In fact, it is the women who recognize the deception of abortion who are the strongest pro-life advocates – a fact that even the pro-abortion-leaning New York Times pointed out recently.

Ashley E. McGuire, a senior fellow at The Catholic Association, wrote a column for The Hill touting the work of female pro-life leaders such as Alveda King, the niece of Dr. Martin Luther King Jr., and Norma McCorvey, the Jane Roe of Roe v. Wade who later became pro-life.

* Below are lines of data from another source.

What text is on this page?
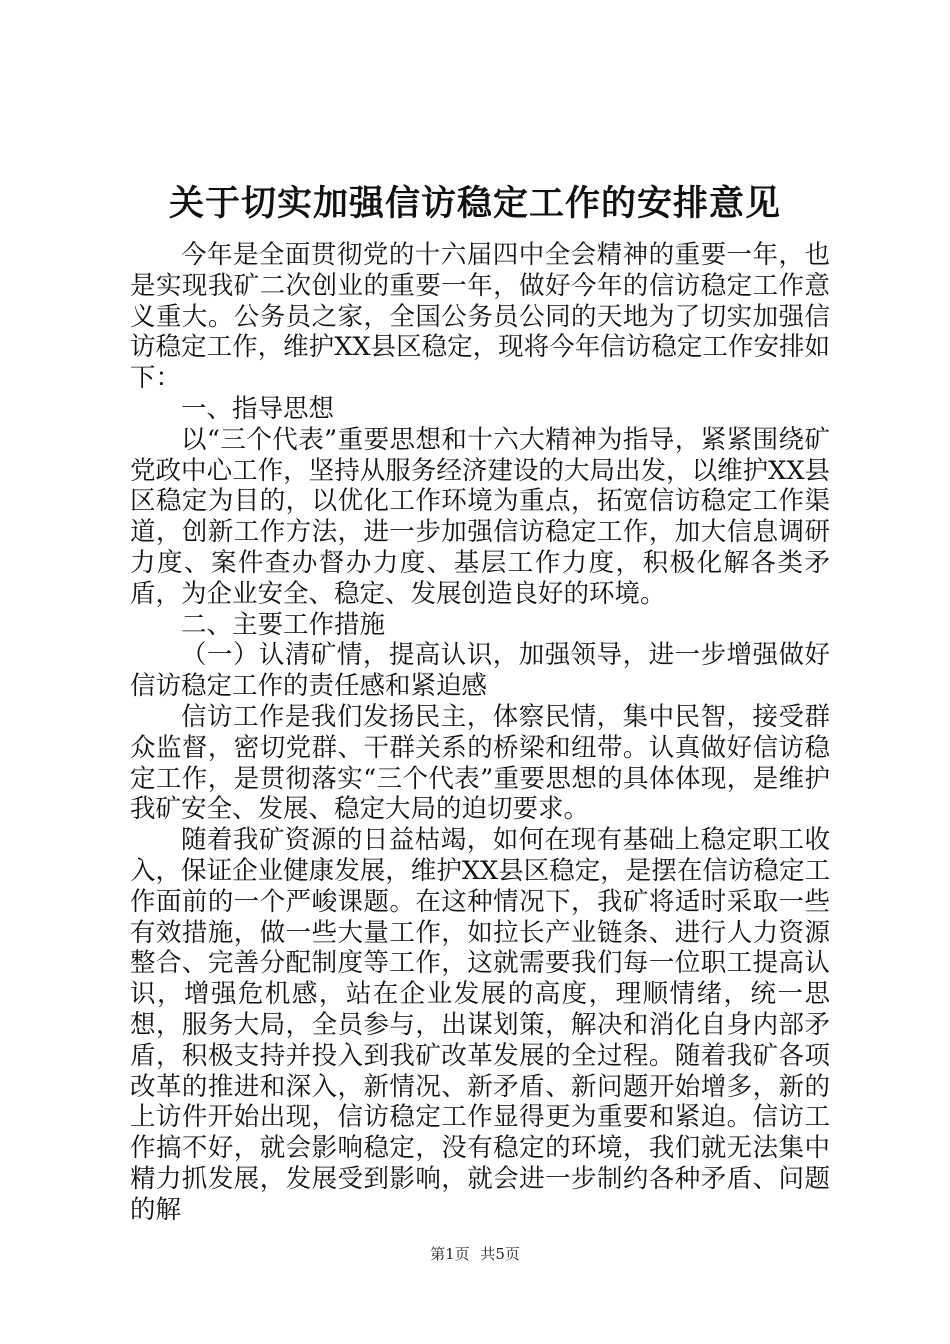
关于切实加强信访稳定工作的安排意见

今年是全面贯彻党的十六届四中全会精神的重要一年，也是实现我矿二次创业的重要一年，做好今年的信访稳定工作意义重大。公务员之家，全国公务员公同的天地为了切实加强信访稳定工作，维护XX县区稳定，现将今年信访稳定工作安排如下：

一、指导思想

以“三个代表”重要思想和十六大精神为指导，紧紧围绕矿党政中心工作，坚持从服务经济建设的大局出发，以维护XX县区稳定为目的，以优化工作环境为重点，拓宽信访稳定工作渠道，创新工作方法，进一步加强信访稳定工作，加大信息调研力度、案件查办督办力度、基层工作力度，积极化解各类矛盾，为企业安全、稳定、发展创造良好的环境。

二、主要工作措施

（一）认清矿情，提高认识，加强领导，进一步增强做好信访稳定工作的责任感和紧迫感

信访工作是我们发扬民主，体察民情，集中民智，接受群众监督，密切党群、干群关系的桥梁和纽带。认真做好信访稳定工作，是贯彻落实“三个代表”重要思想的具体体现，是维护我矿安全、发展、稳定大局的迫切要求。

随着我矿资源的日益枯竭，如何在现有基础上稳定职工收入，保证企业健康发展，维护XX县区稳定，是摆在信访稳定工作面前的一个严峻课题。在这种情况下，我矿将适时采取一些有效措施，做一些大量工作，如拉长产业链条、进行人力资源整合、完善分配制度等工作，这就需要我们每一位职工提高认识，增强危机感，站在企业发展的高度，理顺情绪，统一思想，服务大局，全员参与，出谋划策，解决和消化自身内部矛盾，积极支持并投入到我矿改革发展的全过程。随着我矿各项改革的推进和深入，新情况、新矛盾、新问题开始增多，新的上访件开始出现，信访稳定工作显得更为重要和紧迫。信访工作搞不好，就会影响稳定，没有稳定的环境，我们就无法集中精力抓发展，发展受到影响，就会进一步制约各种矛盾、问题的解

第1页 共5页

Both McCorvey, who worked at an abortion clinic, and King, who had two abortions, came to the pro-life side after recognizing the devastating effects of abortion.

McGuire continued:

More recent additions to the slate of women fighting the government on abortion include Barbara Green of Hobby Lobby, who led her family’s fight against the Department of Health and Human Services mandate that would have required her to provide employees with abortion drugs, the Little Sisters of the Poor, nuns are fighting the government on the same issue for the non-profit sector, and now Margo Thelen and Rhonda Mesler, two pharmacists who are fighting a law in Washington state written by Planned Parenthood that would require them to fill prescriptions for abortion drugs, or else.

The leadership of these women and others like them have made it harder to maintain the narrative that to be a modern feminist, one must be pro-choice.

These recent comments plug into the 2016 March for Life theme, “Pro-life and Pro-woman Go Hand-in-Hand,” which organizers said exposes the truth “that life is the empowering choice for women.” The Jan. 22 event is expected to draw hundreds of thousands of pro-lifers, including many women and young people, to the nation’s capital.